The dispatcher — sp.panel¶
sp.panel is a single entry point that dispatches to the estimator named by
method=:
import statspai as sp
# Fixed effects (within estimator), clustered SEs:
r = sp.panel(df, "y ~ x1 + x2", entity="firm", time="year",
method="fe", cluster="firm")
print(r.summary())
r = sp.panel(df, "y ~ x1 + x2", entity="firm", time="year", method="re") # random effects
r = sp.panel(df, "y ~ x1 + x2", entity="firm", time="year", method="pooled")
method= |
Estimator |
|---|---|
"fe" |
One- or two-way fixed effects (within) |
"re" |
Random effects (GLS) |
"pooled" |
Pooled OLS |
"between" |
Between estimator |
"fd" |
First differences |
High-dimensional fixed effects — sp.hdfe_ols / sp.absorb_ols¶
For many fixed-effect dimensions (firm × year × worker …), use the reghdfe-style absorbing estimators, which demean iteratively instead of building dummies:
# Absorb firm and year FE; cluster by firm.
r = sp.hdfe_ols("y ~ x1 + x2 | firm + year", data=df, cluster="firm")
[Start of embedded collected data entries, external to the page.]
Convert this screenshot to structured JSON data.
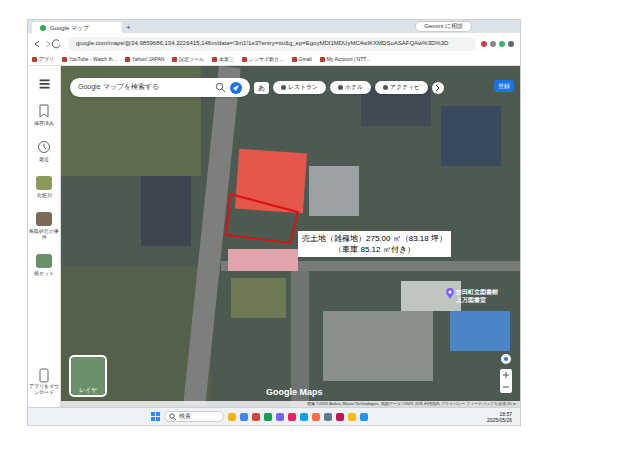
{
  "browser": {
    "tab_title": "Google マップ",
    "new_tab": "+",
    "gemini_button": "Gemini に相談",
    "url": "google.com/maps/@34.9859686,134.3226415,146m/data=!3m1!1e3?entry=ttu&g_ep=EgoyMDI1MDUyMC4wIKXMDSoASAFQAw%3D%3D"
  },
  "bookmarks": [
    "アプリ",
    "YouTube - Watch th...",
    "Yahoo! JAPAN",
    "設定ツール",
    "本業三",
    "シンサポ新台...",
    "Gmail",
    "My Account | NTT..."
  ],
  "sidebar": {
    "menu": "☰",
    "items": [
      {
        "label": "保存済み"
      },
      {
        "label": "最近"
      },
      {
        "label": "化粧川"
      },
      {
        "label": "鳥取砂丘の事件"
      },
      {
        "label": "祝セット"
      }
    ],
    "app_download": "アプリをダウンロード"
  },
  "search": {
    "placeholder": "Google マップを検索する"
  },
  "ime": "あ",
  "chips": [
    {
      "label": "レストラン"
    },
    {
      "label": "ホテル"
    },
    {
      "label": "アクティビ"
    }
  ],
  "account": "登録",
  "map": {
    "annotation": [
      "売土地（雑種地）275.00 ㎡（83.18 坪）",
      "（車庫 85.12 ㎡付き）"
    ],
    "place": {
      "name": "吉田町立図書館",
      "sub": "上万図書室"
    },
    "layer_button": "レイヤ",
    "watermark": "Google Maps",
    "attribution": "画像 ©2025 Airbus, Maxar Technologies, 地図データ ©2025 日本 利用規約 プライバシー フィードバックを送信 20 m"
  },
  "taskbar": {
    "search": "検索",
    "time": "18:57",
    "date": "2025/05/26"
  }
}
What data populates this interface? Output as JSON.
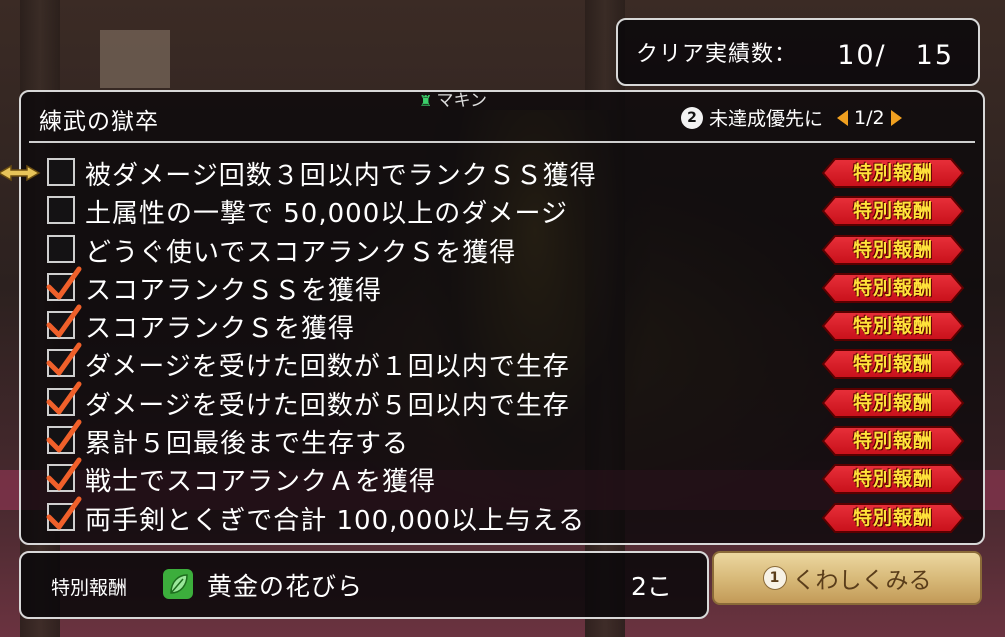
{
  "counter": {
    "label": "クリア実績数：",
    "value": "10/　15"
  },
  "panel": {
    "title": "練武の獄卒",
    "nameplate": "マキン",
    "sort_button_num": "2",
    "sort_label": "未達成優先に",
    "page": "1/2"
  },
  "achievements": [
    {
      "text": "被ダメージ回数３回以内でランクＳＳ獲得",
      "checked": false,
      "reward": "特別報酬"
    },
    {
      "text": "土属性の一撃で 50,000以上のダメージ",
      "checked": false,
      "reward": "特別報酬"
    },
    {
      "text": "どうぐ使いでスコアランクＳを獲得",
      "checked": false,
      "reward": "特別報酬"
    },
    {
      "text": "スコアランクＳＳを獲得",
      "checked": true,
      "reward": "特別報酬"
    },
    {
      "text": "スコアランクＳを獲得",
      "checked": true,
      "reward": "特別報酬"
    },
    {
      "text": "ダメージを受けた回数が１回以内で生存",
      "checked": true,
      "reward": "特別報酬"
    },
    {
      "text": "ダメージを受けた回数が５回以内で生存",
      "checked": true,
      "reward": "特別報酬"
    },
    {
      "text": "累計５回最後まで生存する",
      "checked": true,
      "reward": "特別報酬"
    },
    {
      "text": "戦士でスコアランクＡを獲得",
      "checked": true,
      "reward": "特別報酬"
    },
    {
      "text": "両手剣とくぎで合計 100,000以上与える",
      "checked": true,
      "reward": "特別報酬"
    }
  ],
  "reward_panel": {
    "label": "特別報酬",
    "icon": "leaf-icon",
    "item": "黄金の花びら",
    "quantity": "2こ"
  },
  "detail_button": {
    "num": "1",
    "label": "くわしくみる"
  },
  "colors": {
    "badge_red": "#c8101a",
    "badge_text": "#ffe23a",
    "check": "#f0602a",
    "sort_arrow": "#f0a020"
  }
}
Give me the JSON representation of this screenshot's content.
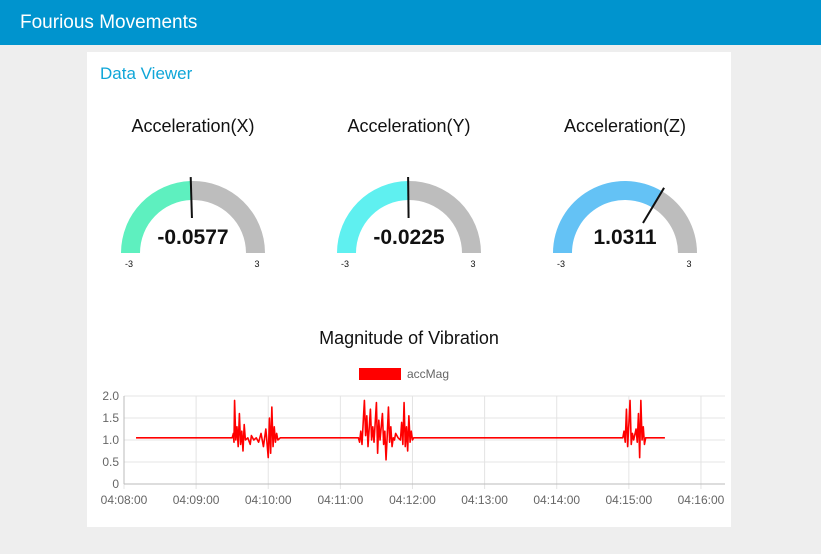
{
  "app": {
    "title": "Fourious Movements"
  },
  "panel": {
    "title": "Data Viewer"
  },
  "gauges": [
    {
      "title": "Acceleration(X)",
      "value": -0.0577,
      "value_text": "-0.0577",
      "min": -3,
      "max": 3,
      "min_label": "-3",
      "max_label": "3",
      "color": "#5ef0bf"
    },
    {
      "title": "Acceleration(Y)",
      "value": -0.0225,
      "value_text": "-0.0225",
      "min": -3,
      "max": 3,
      "min_label": "-3",
      "max_label": "3",
      "color": "#5ff0f0"
    },
    {
      "title": "Acceleration(Z)",
      "value": 1.0311,
      "value_text": "1.0311",
      "min": -3,
      "max": 3,
      "min_label": "-3",
      "max_label": "3",
      "color": "#64c2f5"
    }
  ],
  "colors": {
    "header": "#0094ce",
    "accent": "#0fa6d8",
    "gauge_track": "#bdbdbd",
    "series": "#ff0000"
  },
  "chart_data": {
    "type": "line",
    "title": "Magnitude of Vibration",
    "xlabel": "",
    "ylabel": "",
    "ylim": [
      0,
      2
    ],
    "yticks": [
      "0",
      "0.5",
      "1.0",
      "1.5",
      "2.0"
    ],
    "xticks": [
      "04:08:00",
      "04:09:00",
      "04:10:00",
      "04:11:00",
      "04:12:00",
      "04:13:00",
      "04:14:00",
      "04:15:00",
      "04:16:00"
    ],
    "xlim": [
      "04:08:00",
      "04:16:20"
    ],
    "grid": true,
    "legend": "top-center",
    "series": [
      {
        "name": "accMag",
        "color": "#ff0000",
        "points": [
          [
            "04:08:10",
            1.05
          ],
          [
            "04:09:30",
            1.05
          ],
          [
            "04:09:31",
            1.15
          ],
          [
            "04:09:31.5",
            0.95
          ],
          [
            "04:09:32",
            1.9
          ],
          [
            "04:09:33",
            1.0
          ],
          [
            "04:09:34",
            1.3
          ],
          [
            "04:09:35",
            0.85
          ],
          [
            "04:09:36",
            1.6
          ],
          [
            "04:09:37",
            0.9
          ],
          [
            "04:09:38",
            1.2
          ],
          [
            "04:09:39",
            0.75
          ],
          [
            "04:09:40",
            1.35
          ],
          [
            "04:09:41",
            1.0
          ],
          [
            "04:09:43",
            1.05
          ],
          [
            "04:09:45",
            0.9
          ],
          [
            "04:09:46",
            1.1
          ],
          [
            "04:09:48",
            1.0
          ],
          [
            "04:09:50",
            1.05
          ],
          [
            "04:09:52",
            0.95
          ],
          [
            "04:09:54",
            1.15
          ],
          [
            "04:09:56",
            0.85
          ],
          [
            "04:09:58",
            1.25
          ],
          [
            "04:10:00",
            0.6
          ],
          [
            "04:10:01",
            1.5
          ],
          [
            "04:10:02",
            0.7
          ],
          [
            "04:10:03",
            1.75
          ],
          [
            "04:10:04",
            0.85
          ],
          [
            "04:10:05",
            1.3
          ],
          [
            "04:10:06",
            0.95
          ],
          [
            "04:10:07",
            1.15
          ],
          [
            "04:10:08",
            1.0
          ],
          [
            "04:10:10",
            1.05
          ],
          [
            "04:10:40",
            1.05
          ],
          [
            "04:10:42",
            1.05
          ],
          [
            "04:10:50",
            1.05
          ],
          [
            "04:11:15",
            1.05
          ],
          [
            "04:11:16",
            0.95
          ],
          [
            "04:11:17",
            1.2
          ],
          [
            "04:11:18",
            0.9
          ],
          [
            "04:11:20",
            1.9
          ],
          [
            "04:11:21",
            1.1
          ],
          [
            "04:11:22",
            1.55
          ],
          [
            "04:11:23",
            0.85
          ],
          [
            "04:11:25",
            1.7
          ],
          [
            "04:11:26",
            1.0
          ],
          [
            "04:11:27",
            1.3
          ],
          [
            "04:11:28",
            0.95
          ],
          [
            "04:11:30",
            1.85
          ],
          [
            "04:11:31",
            0.7
          ],
          [
            "04:11:32",
            1.45
          ],
          [
            "04:11:33",
            1.0
          ],
          [
            "04:11:35",
            1.6
          ],
          [
            "04:11:36",
            0.9
          ],
          [
            "04:11:37",
            1.2
          ],
          [
            "04:11:38",
            0.55
          ],
          [
            "04:11:39",
            1.1
          ],
          [
            "04:11:40",
            1.75
          ],
          [
            "04:11:41",
            0.95
          ],
          [
            "04:11:42",
            1.3
          ],
          [
            "04:11:43",
            0.85
          ],
          [
            "04:11:44",
            1.05
          ],
          [
            "04:11:45",
            1.0
          ],
          [
            "04:11:46",
            1.15
          ],
          [
            "04:11:48",
            1.05
          ],
          [
            "04:11:50",
            1.0
          ],
          [
            "04:11:51",
            1.4
          ],
          [
            "04:11:52",
            0.9
          ],
          [
            "04:11:53",
            1.85
          ],
          [
            "04:11:54",
            0.85
          ],
          [
            "04:11:55",
            1.3
          ],
          [
            "04:11:56",
            0.75
          ],
          [
            "04:11:57",
            1.55
          ],
          [
            "04:11:58",
            0.95
          ],
          [
            "04:11:59",
            1.2
          ],
          [
            "04:12:00",
            1.0
          ],
          [
            "04:12:01",
            1.05
          ],
          [
            "04:14:55",
            1.05
          ],
          [
            "04:14:56",
            1.2
          ],
          [
            "04:14:57",
            0.95
          ],
          [
            "04:14:58",
            1.7
          ],
          [
            "04:14:59",
            0.85
          ],
          [
            "04:15:00",
            1.35
          ],
          [
            "04:15:01",
            1.9
          ],
          [
            "04:15:02",
            0.9
          ],
          [
            "04:15:03",
            1.15
          ],
          [
            "04:15:04",
            1.0
          ],
          [
            "04:15:06",
            1.25
          ],
          [
            "04:15:07",
            0.95
          ],
          [
            "04:15:08",
            1.6
          ],
          [
            "04:15:09",
            0.6
          ],
          [
            "04:15:10",
            1.9
          ],
          [
            "04:15:11",
            1.0
          ],
          [
            "04:15:12",
            1.3
          ],
          [
            "04:15:13",
            0.9
          ],
          [
            "04:15:14",
            1.05
          ],
          [
            "04:15:30",
            1.05
          ]
        ]
      }
    ]
  }
}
# Wild cluster bootstrap for few-cluster inference:
r = sp.hdfe_ols("y ~ x1 | firm", data=df, cluster="firm",
wild=True, wild_n_boot=999, wild_seed=0)
sp.Absorber exposes the reusable demeaning operator, and sp.demean
returns the within-transformed array plus the singleton-keep mask, for callers
that want to drive the HDFE machinery directly. Singletons are dropped by
default (drop_singletons=True).
Performance
The HDFE path is backed by a Rust demeaning kernel when available and
transparently falls back to NumPy / pyfixest otherwise — see
GPU acceleration and the sp.fast.*
namespace.
Interactive fixed effects — sp.interactive_fe¶
Bai (2009) interactive fixed effects allow a factor structure (unobserved common shocks with heterogeneous loadings) instead of additive two-way FE:
Other panel models¶
# Feasible GLS for panels with heteroskedastic / correlated errors:
r = sp.panel_fgls(df, "y ~ x1 + x2", entity="firm", time="year")
# Panel limited-dependent models:
r = sp.panel_logit(df, "d ~ x1 + x2", entity="firm", time="year")
r = sp.panel_probit(df, "d ~ x1 + x2", entity="firm", time="year")
# Panel unit-root tests (Im–Pesaran–Shin default; also LLC, Fisher):
ur = sp.panel_unitroot(df, variable="gdp", id="country", time="year", test="ips")
Comparing specifications — sp.panel_compare¶
Estimate the same model under several methods and line them up (a quick way to see how sensitive a coefficient is to the FE/RE choice):
tbl = sp.panel_compare(df, "y ~ x1 + x2", entity="firm", time="year",
methods=["fe", "re", "pooled"], cluster="firm")
tbl # one column per method
A Hausman-style contrast between FE and RE is the classic use: if the FE and RE coefficients diverge materially, the random-effects orthogonality assumption is suspect and FE is the safer choice.
Utilities¶
sp.balance_panel(df, entity, time)— keep only units observed in every period (balanced panel).sp.demean(...)/sp.Absorber(...)— low-level within-transform building blocks shared by the HDFE estimators.